Para las 12 del mediodía ya se veían algunos retirados de las fuerzas con remeras en conmemoración a los veteranos y caídos de Malvinas, ofrecidas por dos vendedores ambulantes que venían del acto en la Plaza San Martín. También varias personas trajeron sus propios carteles y banderas para reclamar y recordar.

Un cartel en particular, en contra del presidente Javier Milei y del exministro de Defensa Luis Petri causó desacuerdo entre dos manifestantes. “Esto no es político, no estamos acusando a nadie. Que actúe quien tenga que actuar. Esto no es un golpe en contra del Gobierno. Es un reclamo salarial y por la obra social, nada más”, señaló el retirado de Gendarmería Manuel Berro luego de hacerle descolgar el cartel a la mujer que lo llevaba, quien actualmente se encuentra trabajando en Gendarmería.
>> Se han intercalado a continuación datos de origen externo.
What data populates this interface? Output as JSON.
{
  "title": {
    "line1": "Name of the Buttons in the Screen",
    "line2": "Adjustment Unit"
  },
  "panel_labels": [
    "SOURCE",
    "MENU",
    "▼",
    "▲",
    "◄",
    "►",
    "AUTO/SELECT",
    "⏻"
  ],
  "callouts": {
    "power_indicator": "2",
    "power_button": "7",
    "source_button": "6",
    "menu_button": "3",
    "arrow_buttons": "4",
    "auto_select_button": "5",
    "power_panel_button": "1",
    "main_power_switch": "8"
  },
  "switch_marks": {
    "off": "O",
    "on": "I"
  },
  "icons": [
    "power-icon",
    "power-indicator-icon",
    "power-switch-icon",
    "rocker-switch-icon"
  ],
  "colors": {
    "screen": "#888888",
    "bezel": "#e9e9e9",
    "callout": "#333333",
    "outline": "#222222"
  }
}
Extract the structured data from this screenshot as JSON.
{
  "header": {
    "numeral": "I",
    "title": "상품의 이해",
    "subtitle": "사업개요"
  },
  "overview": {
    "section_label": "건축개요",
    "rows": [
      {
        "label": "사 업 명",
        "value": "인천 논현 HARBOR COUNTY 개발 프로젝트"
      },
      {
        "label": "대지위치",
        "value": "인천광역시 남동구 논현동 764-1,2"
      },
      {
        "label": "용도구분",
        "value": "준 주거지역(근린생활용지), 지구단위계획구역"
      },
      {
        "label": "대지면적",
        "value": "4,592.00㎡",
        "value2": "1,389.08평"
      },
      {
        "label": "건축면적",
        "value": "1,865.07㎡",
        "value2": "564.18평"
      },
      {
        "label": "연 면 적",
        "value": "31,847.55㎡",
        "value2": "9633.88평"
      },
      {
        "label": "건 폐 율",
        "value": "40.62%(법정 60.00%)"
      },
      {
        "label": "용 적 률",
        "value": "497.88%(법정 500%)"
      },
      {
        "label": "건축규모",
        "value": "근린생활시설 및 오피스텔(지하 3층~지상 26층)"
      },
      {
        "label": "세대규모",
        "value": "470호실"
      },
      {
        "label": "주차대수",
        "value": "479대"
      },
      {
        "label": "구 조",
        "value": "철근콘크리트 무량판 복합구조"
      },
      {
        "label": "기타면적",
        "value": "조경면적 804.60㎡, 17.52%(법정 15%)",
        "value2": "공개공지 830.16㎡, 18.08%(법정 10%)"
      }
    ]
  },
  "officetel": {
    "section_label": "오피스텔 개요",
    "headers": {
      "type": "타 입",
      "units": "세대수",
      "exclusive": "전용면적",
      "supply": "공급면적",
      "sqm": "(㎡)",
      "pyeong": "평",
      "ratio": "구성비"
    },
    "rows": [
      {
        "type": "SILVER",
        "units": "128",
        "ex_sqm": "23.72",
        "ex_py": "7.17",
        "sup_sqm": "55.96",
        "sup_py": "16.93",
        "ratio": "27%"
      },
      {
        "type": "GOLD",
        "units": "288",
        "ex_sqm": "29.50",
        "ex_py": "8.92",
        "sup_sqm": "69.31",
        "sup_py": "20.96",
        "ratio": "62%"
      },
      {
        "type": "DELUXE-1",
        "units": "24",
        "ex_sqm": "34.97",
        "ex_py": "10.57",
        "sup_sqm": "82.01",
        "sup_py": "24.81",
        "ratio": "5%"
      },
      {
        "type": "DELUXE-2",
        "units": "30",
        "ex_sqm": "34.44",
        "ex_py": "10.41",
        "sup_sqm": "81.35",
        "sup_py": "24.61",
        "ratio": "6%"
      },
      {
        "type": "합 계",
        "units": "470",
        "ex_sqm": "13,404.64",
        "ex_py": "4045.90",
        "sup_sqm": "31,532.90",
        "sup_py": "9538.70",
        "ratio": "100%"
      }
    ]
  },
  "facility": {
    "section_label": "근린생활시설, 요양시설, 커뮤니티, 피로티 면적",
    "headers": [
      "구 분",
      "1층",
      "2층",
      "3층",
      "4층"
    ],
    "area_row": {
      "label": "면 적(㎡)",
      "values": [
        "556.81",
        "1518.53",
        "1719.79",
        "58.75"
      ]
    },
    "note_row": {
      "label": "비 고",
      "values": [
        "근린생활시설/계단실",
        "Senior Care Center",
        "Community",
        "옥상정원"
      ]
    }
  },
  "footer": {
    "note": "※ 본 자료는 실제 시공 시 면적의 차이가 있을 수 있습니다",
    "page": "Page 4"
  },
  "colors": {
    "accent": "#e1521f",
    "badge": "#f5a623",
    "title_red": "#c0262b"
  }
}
A partir de su cartel la mujer, que solo dijo llamarse Vanesa, profundizó diciendo que “Milei es el antipatria, negador de todos los veteranos”. Yuli Jurez coincidió: “Hay un malestar terrible en el trabajo de él [por su marido], en conocidos de Gendarmería y Prefectura, con el gobierno están enojados. Así que para las próximas elecciones este gobierno no tiene nuestro voto”.